Hospital patients in north Cumbria will be referred more quickly and efficiently to the right treatment and care following a technology partnership that has learnt vital lessons from a neighbouring NHS trust.
North Cumbria University Hospitals NHS Trust has successfully gone live with a new patient administration system which will help more accurately track patients through the care pathway, improve sharing of clinical information, and provide streamlined reporting capabilities. This means that patients should be assigned the right care at the right time using the right pathways.
NHS data migration management experts Stalis partnered with established patient administration systems (PAS) provider Silverlink to deliver a new IT system at Northumbria NHS Trust, and the same teams have replicated similar success at North Cumbria.
The approach is closely aligned with ethos of NHS England’s Global Digital Exemplar programme which aims for digitally mature NHS trusts to inspire others to demonstrate the safety and efficiency benefits of technology.
Mark Thomas, director of health informatics at North Cumbria University Hospitals NHS Trust, who worked on both projects, said: “The hospital is going through a big system redesign to change care pathways and improve operational performance. We knew not to underestimate complexity of the project and not to set artificial deadlines.”
The project was completed over a planned two-year timeframe, which saw 500,000 patient records migrated across more than 132 individual patient pathways. The deployment of Silverlink’s referral-based IT system means the trust can now access a more accurate account of patients through their care pathways at any one time.
One of the main challenges was migrating data from a 20+ year-old system, where referral to treatment (RTT) and 18-week pathways did not previously exist, to a new modern database. Stalis extracted, cleansed, and migrated the data using its CareXML solution to ensure it was accurate and fit for purpose for future patient care.
There was no system downtime between the switchover that saw 60,000 forward appointments in 680 clinics transferred across to the new PAS. 99.6% of the clinics were data built and mapped with the remaining 0.4% records identified prior to, and manually updated on, the go-live weekend.
“Our data is now structured with standard terminology, helping to deliver data quality improvements. We can now report with greater certainly and more quickly identify if a patient is slipping on a pathway,” said Thomas.
Thomas added: “It was vital we had a smooth transition to the new system and that clinical support, along with reporting functionality was maintained. The successful data migration meant no patients or financial rewards were lost due to reporting downtime.”
The project was supported by a proactive staff development programme which saw 1,600 online tutorials and 600 face-to-face training sessions delivered.
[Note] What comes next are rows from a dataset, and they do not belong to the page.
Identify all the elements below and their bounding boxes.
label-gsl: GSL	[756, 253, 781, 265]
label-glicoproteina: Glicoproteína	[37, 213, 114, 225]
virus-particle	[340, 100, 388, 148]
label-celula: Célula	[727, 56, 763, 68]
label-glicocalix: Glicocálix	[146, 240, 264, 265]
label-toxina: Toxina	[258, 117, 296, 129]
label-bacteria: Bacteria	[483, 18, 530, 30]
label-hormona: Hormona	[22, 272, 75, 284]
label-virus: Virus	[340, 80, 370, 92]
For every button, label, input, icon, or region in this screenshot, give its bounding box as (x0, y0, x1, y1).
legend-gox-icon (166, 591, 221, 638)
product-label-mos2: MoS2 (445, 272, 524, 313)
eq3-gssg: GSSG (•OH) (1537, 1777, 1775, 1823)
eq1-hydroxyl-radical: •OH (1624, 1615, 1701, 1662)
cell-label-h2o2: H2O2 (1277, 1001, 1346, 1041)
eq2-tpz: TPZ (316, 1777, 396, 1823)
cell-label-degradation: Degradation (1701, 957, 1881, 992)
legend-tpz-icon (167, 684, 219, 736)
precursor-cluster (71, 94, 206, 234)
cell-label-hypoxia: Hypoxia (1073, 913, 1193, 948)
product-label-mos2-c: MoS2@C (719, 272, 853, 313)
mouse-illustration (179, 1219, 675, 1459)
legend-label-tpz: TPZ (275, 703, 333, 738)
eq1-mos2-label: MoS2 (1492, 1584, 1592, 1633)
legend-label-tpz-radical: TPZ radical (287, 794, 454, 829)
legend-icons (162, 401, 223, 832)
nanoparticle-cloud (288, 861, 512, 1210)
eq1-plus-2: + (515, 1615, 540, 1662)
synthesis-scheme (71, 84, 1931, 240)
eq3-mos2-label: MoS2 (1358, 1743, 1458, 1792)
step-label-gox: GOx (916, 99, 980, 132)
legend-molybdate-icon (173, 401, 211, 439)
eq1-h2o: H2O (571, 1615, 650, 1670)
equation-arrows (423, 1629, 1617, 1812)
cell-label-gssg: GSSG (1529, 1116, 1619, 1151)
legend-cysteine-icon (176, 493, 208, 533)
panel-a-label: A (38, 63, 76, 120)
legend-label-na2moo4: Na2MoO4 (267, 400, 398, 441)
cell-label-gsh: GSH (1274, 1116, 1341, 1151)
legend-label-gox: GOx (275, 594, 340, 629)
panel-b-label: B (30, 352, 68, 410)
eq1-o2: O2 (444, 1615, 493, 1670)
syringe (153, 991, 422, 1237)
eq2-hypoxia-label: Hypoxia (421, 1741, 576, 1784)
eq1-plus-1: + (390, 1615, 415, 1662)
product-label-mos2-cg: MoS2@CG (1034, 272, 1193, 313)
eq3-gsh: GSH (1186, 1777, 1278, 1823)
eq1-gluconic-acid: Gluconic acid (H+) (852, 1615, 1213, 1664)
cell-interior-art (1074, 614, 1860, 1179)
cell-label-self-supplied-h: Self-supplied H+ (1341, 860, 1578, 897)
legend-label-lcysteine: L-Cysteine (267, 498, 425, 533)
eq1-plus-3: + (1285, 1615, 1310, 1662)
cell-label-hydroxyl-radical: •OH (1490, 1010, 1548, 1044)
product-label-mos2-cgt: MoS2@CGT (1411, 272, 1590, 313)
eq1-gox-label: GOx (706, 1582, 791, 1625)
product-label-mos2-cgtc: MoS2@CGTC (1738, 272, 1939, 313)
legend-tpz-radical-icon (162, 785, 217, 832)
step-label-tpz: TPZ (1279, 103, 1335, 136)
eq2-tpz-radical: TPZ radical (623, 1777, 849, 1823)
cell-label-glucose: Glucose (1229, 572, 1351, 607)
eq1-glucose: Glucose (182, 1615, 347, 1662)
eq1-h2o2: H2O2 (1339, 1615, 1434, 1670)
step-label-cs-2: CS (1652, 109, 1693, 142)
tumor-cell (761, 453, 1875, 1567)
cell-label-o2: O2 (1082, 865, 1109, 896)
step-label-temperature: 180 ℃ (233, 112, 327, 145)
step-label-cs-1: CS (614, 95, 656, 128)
“Engagement with clinicians and clerical staff was key as it was important for this not to be seen as back office or IT service. As a result, no more corridor conversations where consultant asks another consultant if they can pop in and see somebody, because they weren’t able to coordinate the work together,” said Thomas.
Stalis’ CareXML data migration service is designed to be highly automated and to minimise user intervention and reduce the burden on scarce resources. The system offers rules based identification of data discrepancies and, through access to your originating patient record, enables fully validated data correction.
Andrew Meiner, managing director at Stalis said: “This project truly reflected a partnership approach to IT adoption, driven by multiple project stakeholders with a shared vision to deliver a system that would benefit staff and their patients.
“Data migration is a complex and at times high-risk activity. However, by taking on board lessons from the previous project at Northumbria, the team at North Cumbria mitigated that risk through high levels of staff engagement and a pragmatic approach to the resource required to safely transfer vital patient information to the new system.”
Silverlink’s PCS PAS will support the trust’s administration processes and help run operations in a cost effective and compliant way. The trust selected the solution as it was a highly interoperable platform allowing the trust to adopt other clinical solutions that work for them.
Tim Quainton, managing director at Silverlink added: “Collaborating with Stalis to upgrade North Cumbria’s patient administration system to our proven PAS was quick and seamless. The transfer of decades’ worth of patient records to a new system went off with minimal delay to the trust’s operations, and staff were given the training and support they needed to hit the ground running.”
Reflecting on the partnership approach, Thomas concluded: “Our partners on this project delivered what they said they would, and on time. The Stalis team were incredibly knowledgeable on NHS data migration and management, and understood what we were trying to achieve from the start. Silverlink provided a modern product with multiple functions and their NHS experience was invaluable”.
The trust is working towards its vision of being digital at the point of care, supporting the aims of the Five Year Forward View. The next stage of the project will see the integration of electronic clinical pathways from GP referrals to the appropriate care setting, depending on patient need, across the health economy in Cumbria.